Koç: Evet, elbette. Hiç tereddütsüz ve haklılığımızdan emin olarak YÖK ve idari yargıya başvurduk. Ama henüz her hangi bir gelişme olmadı.

- Bu sürece ilişkin son durum nedir?

Fincancı: Henüz bir gelişme olmadı. Bekliyoruz.

Koç: Başta meslek örgütümüz olmak üzere toplumun geniş kesimleri kurumsal veya kişisel olarak buna tepki gösterdiler, bize destek oldular. Bu sorun,  şahsımızla ilgili olmasının dışında, tamamen bir “aydın” ve “demokrat” olma tavrı ve sorumluluğu ile ilgilidir.

- Sizin eklemek istedikleriniz var mı?

Fincancı: Meslek örgütümüzün bize sahip çıkması, özgürlüklerin kısıtlanması ve bilim insanı kimliğinin zapturapt altına alınması girişimlerine karşı birlikte mücadele geleneğinin sürdürülmesi çok önemlidir. Tehditlerin gerçek olmadığını, dayanışma ruhuyla tehditlere karşı durulabileceğini gösterdiği için...

Koç: Son birkaç yılda daha da açık bir şekilde ortaya çıkmıştır ki, ATK’nun yapısı ve ATK’nun verdiği raporlar, toplumun gündeminde sık sık bir tartışma konusu olmaya devam edecek. Bir an önce yürütme erkini elinde bulunduranların bu konudaki eleştirilere kulak vermesi ATK’nu çağdaş özerk bir yapıya kavuşturması gerekir.
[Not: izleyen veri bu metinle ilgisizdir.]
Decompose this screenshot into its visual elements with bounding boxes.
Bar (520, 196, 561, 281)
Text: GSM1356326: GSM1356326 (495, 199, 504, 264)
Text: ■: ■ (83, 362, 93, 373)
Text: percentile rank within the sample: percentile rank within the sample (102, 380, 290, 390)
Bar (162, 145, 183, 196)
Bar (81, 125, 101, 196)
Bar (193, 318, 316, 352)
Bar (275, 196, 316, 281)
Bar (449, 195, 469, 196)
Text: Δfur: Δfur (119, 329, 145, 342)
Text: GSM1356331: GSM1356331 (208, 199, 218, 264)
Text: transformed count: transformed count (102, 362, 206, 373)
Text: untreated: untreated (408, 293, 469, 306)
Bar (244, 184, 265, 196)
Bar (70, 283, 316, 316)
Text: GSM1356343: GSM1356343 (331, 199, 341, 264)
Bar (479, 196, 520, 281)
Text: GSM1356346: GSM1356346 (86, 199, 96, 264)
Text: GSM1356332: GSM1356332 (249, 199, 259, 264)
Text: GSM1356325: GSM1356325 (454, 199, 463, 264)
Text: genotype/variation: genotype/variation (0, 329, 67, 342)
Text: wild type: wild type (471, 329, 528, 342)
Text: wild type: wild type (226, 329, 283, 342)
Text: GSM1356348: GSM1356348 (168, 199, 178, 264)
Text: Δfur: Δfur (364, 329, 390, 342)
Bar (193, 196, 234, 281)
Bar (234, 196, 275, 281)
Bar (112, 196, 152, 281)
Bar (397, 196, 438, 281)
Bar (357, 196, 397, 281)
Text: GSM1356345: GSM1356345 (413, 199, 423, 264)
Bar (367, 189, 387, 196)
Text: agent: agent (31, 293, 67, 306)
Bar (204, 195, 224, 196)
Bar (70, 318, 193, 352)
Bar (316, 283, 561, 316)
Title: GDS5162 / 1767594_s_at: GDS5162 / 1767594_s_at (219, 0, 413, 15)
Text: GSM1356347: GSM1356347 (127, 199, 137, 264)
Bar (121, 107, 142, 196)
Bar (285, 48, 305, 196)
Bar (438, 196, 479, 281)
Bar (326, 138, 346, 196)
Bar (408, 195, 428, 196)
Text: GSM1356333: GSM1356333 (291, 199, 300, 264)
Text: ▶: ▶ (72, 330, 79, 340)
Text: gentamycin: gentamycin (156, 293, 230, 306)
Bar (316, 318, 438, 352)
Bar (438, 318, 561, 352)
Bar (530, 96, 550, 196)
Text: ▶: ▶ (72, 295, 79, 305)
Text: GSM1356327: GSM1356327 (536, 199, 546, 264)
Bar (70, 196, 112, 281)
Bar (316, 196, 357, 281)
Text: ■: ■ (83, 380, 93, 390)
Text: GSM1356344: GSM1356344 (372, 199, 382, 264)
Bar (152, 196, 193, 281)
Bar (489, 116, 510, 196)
Adalalet Bakanı Cemil Çiçek dahi,  Nokta Dergisi’ndeki (28.06.2004 tarihli 1095. sayısı)röportajında,  “Adli Tıp’ın yetersizliğinin yargıyı erezyona uğrattığını, işlerin yürümediğini” kabul etmektedir. Ama ne yazık ki,  AKP’nin seçim programında verdiği sözün aksine, soruna köklü yapısal çözümler getirmek yerine;   “ATK’nun özerkleştirilmesinin söz konusu olmadığını, Türkiye’de özerkliğin üniversiteler de dahil fayda yerine zarar getirdiğini(!)” söyleyebilmektedir.

Doğrusu, üniversiteler açısından da durum farklı sayılmaz. Ama üniversitelerdeki sorunu, Adalet Bakanının iddiasının aksine, gerçekte üniversitelerde özerkliğin işletilmemesinde aramak gerekir.YÖK Yasası başta olmak üzere bilime ve özerkliğe aykırı tüm yapılar, konu ile ilgili kurum ve sivil toplum örgütlerinin görüşleri de dikkate alınarak, bir an önce yeniden çağdaş bir şekilde düzenlenmelidir. Son olarak; başta meslek örgütümüz olmak üzere, tüm sivil toplum örgütlerine ve toplumun tüm  haklarını savunan kişilerine teşekkür ediyorum ve “İyi ki meslek örgütüm var!” diyorum.